Does anyone have any idea what may be going on here? @Rich @JeffLeBert et all?

I keep leaning to either SQL Record locking because of an issue in RDD or a memory leak in the routing / breaking process or SSRS but frankly I can’t seem to find any evidence of this specifically and since it can’t be reliably replicated it has been a bear to troubleshoot.

I have told my employer several times we should just re-write the report using RDD-BAQ instead of the custom CSG RDD they are using but thus far that has fallen on deaf ears.

Thoughts? Comments? Suggestions? Support for my re-write efforts?

josecgomez · November 19, 2019, 1:44pm

Just got some more feedback internally apparently the “locking” can happen even if we don’t use the Routing Option so there goes “Routing” as a potential source of the problem.

Any other ideas?

Evan_Purdy · November 19, 2019, 1:55pm

Well I haven’t a clue about the actual problem, but my experience is that if this is important to them, and you know re-writing using RDD-BAQ will fix the issue, it would most likely be the best choice.

Its nice to think that a little stroke of genius or luck will allow you to fix the existing report, but I have found that this is the less common outcome for intermittent, difficult to troubleshoot issues. More often I bang my head against the problem for so long, damaging my mindset greatly in the process, and then have to develop the new solution under the mindset of having failed. Its more satisfying to figure things out than to go around them, but sometimes we need to make practical choice that doesn’t satisfy us.
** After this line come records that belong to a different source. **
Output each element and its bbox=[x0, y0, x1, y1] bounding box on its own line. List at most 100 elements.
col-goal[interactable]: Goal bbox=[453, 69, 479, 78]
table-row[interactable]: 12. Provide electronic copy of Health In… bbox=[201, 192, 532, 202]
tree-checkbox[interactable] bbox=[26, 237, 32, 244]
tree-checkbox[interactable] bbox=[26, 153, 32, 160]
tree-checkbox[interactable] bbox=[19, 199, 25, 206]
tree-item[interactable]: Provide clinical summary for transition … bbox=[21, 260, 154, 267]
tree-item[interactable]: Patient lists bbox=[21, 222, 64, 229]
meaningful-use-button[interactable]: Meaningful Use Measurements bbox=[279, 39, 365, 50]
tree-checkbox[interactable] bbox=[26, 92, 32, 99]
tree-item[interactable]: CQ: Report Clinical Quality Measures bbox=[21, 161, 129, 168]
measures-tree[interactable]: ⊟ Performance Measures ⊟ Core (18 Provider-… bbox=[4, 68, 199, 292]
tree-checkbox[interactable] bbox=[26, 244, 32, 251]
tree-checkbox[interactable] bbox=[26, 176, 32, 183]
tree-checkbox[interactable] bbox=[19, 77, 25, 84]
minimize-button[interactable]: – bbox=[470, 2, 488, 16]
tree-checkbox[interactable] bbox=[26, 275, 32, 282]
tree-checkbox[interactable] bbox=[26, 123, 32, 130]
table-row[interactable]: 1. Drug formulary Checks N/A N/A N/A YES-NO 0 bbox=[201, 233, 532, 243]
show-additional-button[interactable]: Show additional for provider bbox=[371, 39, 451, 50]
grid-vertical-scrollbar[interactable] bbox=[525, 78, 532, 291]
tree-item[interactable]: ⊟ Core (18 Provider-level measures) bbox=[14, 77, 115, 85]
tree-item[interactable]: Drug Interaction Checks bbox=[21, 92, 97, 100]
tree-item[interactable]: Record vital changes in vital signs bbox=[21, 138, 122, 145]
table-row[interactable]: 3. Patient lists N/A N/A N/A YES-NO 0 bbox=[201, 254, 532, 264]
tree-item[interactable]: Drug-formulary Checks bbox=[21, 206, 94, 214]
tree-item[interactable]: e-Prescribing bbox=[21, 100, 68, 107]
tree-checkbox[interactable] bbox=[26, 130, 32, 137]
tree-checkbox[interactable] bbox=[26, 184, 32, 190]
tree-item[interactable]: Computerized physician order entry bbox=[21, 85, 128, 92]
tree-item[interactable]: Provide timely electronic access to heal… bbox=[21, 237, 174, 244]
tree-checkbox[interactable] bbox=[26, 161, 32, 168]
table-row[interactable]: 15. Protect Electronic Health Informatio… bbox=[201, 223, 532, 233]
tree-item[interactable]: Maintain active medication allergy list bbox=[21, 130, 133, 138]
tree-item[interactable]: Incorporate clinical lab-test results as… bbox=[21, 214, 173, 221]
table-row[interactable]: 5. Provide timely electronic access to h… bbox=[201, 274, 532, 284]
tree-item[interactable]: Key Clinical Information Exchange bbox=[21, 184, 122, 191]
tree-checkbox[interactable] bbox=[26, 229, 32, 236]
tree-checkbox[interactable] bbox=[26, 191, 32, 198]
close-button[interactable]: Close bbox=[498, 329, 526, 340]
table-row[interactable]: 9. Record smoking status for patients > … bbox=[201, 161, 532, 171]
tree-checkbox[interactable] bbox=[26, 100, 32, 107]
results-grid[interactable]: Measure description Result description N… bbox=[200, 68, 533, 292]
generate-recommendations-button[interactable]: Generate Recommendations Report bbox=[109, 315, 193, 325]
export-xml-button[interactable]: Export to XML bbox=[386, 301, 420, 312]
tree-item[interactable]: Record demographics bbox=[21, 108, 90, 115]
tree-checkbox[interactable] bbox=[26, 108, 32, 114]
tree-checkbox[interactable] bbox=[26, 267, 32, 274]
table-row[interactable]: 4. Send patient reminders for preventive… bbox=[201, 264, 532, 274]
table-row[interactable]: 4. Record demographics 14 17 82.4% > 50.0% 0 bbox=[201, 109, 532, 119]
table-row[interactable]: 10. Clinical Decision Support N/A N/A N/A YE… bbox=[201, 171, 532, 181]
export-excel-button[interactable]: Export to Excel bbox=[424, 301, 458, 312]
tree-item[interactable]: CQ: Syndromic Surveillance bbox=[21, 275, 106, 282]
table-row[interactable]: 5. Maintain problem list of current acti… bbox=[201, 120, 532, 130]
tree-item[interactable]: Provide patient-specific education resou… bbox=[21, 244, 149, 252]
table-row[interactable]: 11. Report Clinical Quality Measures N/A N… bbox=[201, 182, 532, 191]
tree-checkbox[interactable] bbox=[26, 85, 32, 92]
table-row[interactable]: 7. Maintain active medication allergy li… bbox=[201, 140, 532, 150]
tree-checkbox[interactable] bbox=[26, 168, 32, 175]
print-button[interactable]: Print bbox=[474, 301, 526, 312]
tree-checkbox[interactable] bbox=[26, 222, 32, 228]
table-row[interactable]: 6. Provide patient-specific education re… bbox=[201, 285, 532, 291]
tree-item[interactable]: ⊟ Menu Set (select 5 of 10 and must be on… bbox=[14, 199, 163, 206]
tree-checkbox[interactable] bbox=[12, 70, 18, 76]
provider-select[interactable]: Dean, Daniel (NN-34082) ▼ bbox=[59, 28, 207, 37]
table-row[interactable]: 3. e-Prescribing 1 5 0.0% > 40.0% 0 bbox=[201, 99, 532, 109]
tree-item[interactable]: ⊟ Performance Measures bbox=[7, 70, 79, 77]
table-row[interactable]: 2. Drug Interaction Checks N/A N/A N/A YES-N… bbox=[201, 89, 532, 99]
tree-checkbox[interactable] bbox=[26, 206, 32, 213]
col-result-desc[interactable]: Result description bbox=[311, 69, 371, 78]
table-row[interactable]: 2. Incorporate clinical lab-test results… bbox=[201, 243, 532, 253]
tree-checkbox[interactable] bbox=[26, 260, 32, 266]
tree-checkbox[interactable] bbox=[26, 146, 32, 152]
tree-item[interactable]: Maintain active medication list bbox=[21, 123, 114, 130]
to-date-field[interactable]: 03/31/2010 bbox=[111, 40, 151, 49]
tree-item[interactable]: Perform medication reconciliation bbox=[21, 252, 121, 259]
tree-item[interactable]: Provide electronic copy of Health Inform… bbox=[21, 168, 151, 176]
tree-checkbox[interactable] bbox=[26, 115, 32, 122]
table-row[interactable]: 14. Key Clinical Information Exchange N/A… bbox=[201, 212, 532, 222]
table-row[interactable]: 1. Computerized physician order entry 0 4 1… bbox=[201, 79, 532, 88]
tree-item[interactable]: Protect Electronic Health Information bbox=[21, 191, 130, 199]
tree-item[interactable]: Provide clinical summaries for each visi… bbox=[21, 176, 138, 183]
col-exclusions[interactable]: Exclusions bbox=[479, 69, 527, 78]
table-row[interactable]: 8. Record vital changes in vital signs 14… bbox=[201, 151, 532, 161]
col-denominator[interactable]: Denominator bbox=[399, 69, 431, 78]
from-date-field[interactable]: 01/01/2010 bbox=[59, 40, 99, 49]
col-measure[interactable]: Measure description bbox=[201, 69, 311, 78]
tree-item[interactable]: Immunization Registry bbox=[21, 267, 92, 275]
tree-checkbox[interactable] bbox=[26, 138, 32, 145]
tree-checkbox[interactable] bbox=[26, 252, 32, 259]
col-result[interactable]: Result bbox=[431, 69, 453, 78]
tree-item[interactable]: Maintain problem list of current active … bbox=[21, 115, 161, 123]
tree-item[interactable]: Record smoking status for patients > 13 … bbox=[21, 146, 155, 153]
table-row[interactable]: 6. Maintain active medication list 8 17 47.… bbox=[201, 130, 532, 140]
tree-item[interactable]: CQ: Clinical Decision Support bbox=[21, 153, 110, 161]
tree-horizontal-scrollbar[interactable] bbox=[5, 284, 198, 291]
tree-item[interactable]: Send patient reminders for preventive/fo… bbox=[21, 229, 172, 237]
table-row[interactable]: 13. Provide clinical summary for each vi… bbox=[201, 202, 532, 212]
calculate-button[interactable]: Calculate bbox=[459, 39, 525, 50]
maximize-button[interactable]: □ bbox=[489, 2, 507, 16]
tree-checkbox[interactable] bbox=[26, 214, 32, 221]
JeffLeBert · November 19, 2019, 3:37pm

As you all know I’m a big fan of the RDD-BAQ path. If it is trivial (which I doubt it is) I would rewrite the report just to make it more understandable.

Assuming we don’t rewrite, let’s try to figure out what is wrong with this report. I think the first thing to do is figure out where things are going wrong. Printing a report can be broken down into two basic steps: preparing the data and rendering the report(s) from that data. You mentioned you thought it might be a database locking issue. If that is the case then you would see the report start running from System Monitor, but you would never see any report being rendered by SSRS. Once the report data has been collected, only data in the temporary report database is used. That means there should be no way of locking that data since it will only be used by the report itself.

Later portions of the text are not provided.